The decision is in: no thanks to the Department of Labor’s recent crackdown on unpaid internships, The Obama Administration has – in effect – turned its back on our nation’s Youth, Student Labor Market and the Small Business community seeking a new generation of entry-level talent.

In our conversations across the country two relevant concerns have emerged about the future of internships and the future of student employment in America – and neither report from the field bode well. First, the U.S. DOL has effectively told youth and students – the very core of the Obama “change” movement that got him elected – that internships are effectively over. In its over-zealousness to “regulate” the corporate use of youth and students, President Obama’s Labor Department is diminishing the very purpose and value internships provide.

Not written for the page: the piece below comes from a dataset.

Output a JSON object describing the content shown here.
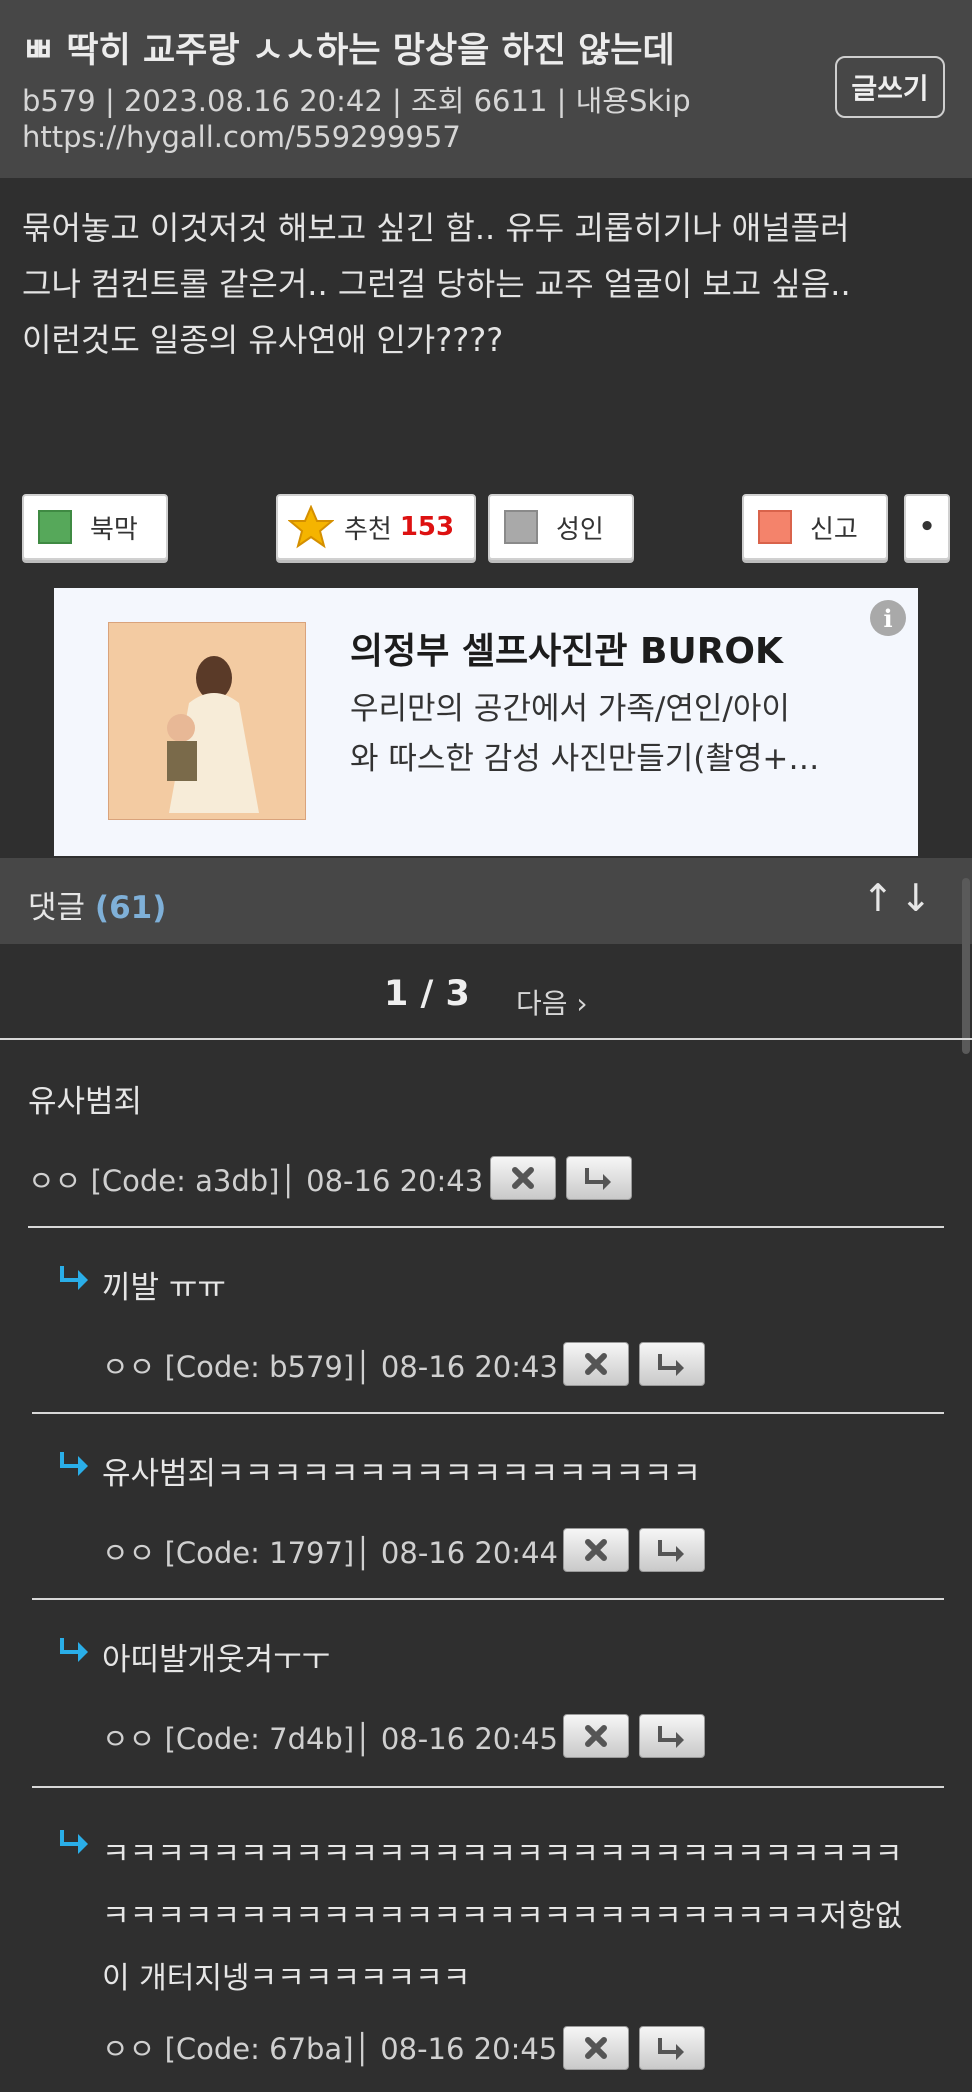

Second, as our economy still works through major transformations – and according to highly regarded economists the Nation’s recovery is still not out of the woods yet – youth and students in America face the bleakest job future since the 1970s.

Unless internships are revitalized and even embraced by the Obama Administration – America could easily resemble Germany and France in 5-10 years with millions of unemployed youth – buried in debt with limited earnings potential to ever recover and with good reason to be increasingly anxious about their futures.

To recap, the DOL’s recently reasserted an antiquated system of compensation exemption that is guided by a 63 year-old “Six-Pronged Test.” These guidelines are counterintuitive to making internships beneficial for students and employers alike. As such, the DOL has essentially said that any for-profit company with an unpaid internship of any real mutual value is probably breaking the law.

Relying on obsolescence to address the urgent needs of modern times is short-sighted, grossly irresponsible and flat-out reckless. These guidelines decimate the shared value proposition and benefits to all parties. What the DOL describes as ‘productive work’ is laughable and relegates internships to job shadowing, which nearly eliminates an employer’s motivation to provide such opportunities in the first place. If an employer isn’t gaining an advantage, chances are, the student is doing less productive work tasks, which is typically why they are willing to forego pay as well as for the opportunity to ‘earn’ a job, which – by the way – the DOL also says is unacceptable.

The Internship Institute – in communicating with over 4,000 individuals across the Nation – as well as employers from small entrepreneurial firms to major global corporations – has learned that unless and until there is appropriate planning and support around internships for youth and students to gain “real-world” experience as scientists, engineers, researchers, creative talent, and innovators – then the very Presidential Administration that promoted “change” has effectively closed the door to its own powerful constituency for that change.

Direct feedback from an internship program manager at a major market radio station – who asked not to be identified – reported that, “My new General Manager stepped in and asked me if interns were performing some entry level work … and I said, ‘yes!’  He asked me if the station was deriving some ‘immediate benefit’ from it … and I said ‘yes.’  He then barked at me about the ‘letter of the law’ in terms the U.S. Labor Department’s 1947 definition.  He said, ‘From now on, interns will only shadow our employees.  They are to ask questions [slowing down company productivity], but nothing more.’ I then told him, that was it.  Our radio station college internship program was now officially over.”

Indeed college students are even more adamant about the restrictions. Simply summarized by one, “What’s the point of working for free to get experience if all I get to do is watch? I may as well tap the online [career] sites to get the same benefit and flip burgers to make an extra buck. I have college loans to pay off.”

So here again it’s evident that some bureaucrat sitting in a cubicle in Washington DC decided to throw the baby and the bath-water out while not understanding the unintended consequences to America’s youth and students. They essentially lit the fire, pulled the alarm, slipped out the back door and left it for everyone else to extinguish.

So what should employers do now? The Internship Institute has issued a Compliance Advisory to recommend that employers focus on additional training as a prudent measure to satisfy the DOL along with a solution to build that talent equity. Whether paid or unpaid, employers have an obligation to train interns, states the Advisory. In spite of any short-sightedness and inadequacy by the DOL, TII firmly advocates that the experience should be mutually advantageous.

As for the letter of the law, the indicators are clear enough. If President Obama allows the Department of Labor’s position to remain unchallenged and unchanged – then purposeful internships in America will be terminated, finished, cooked.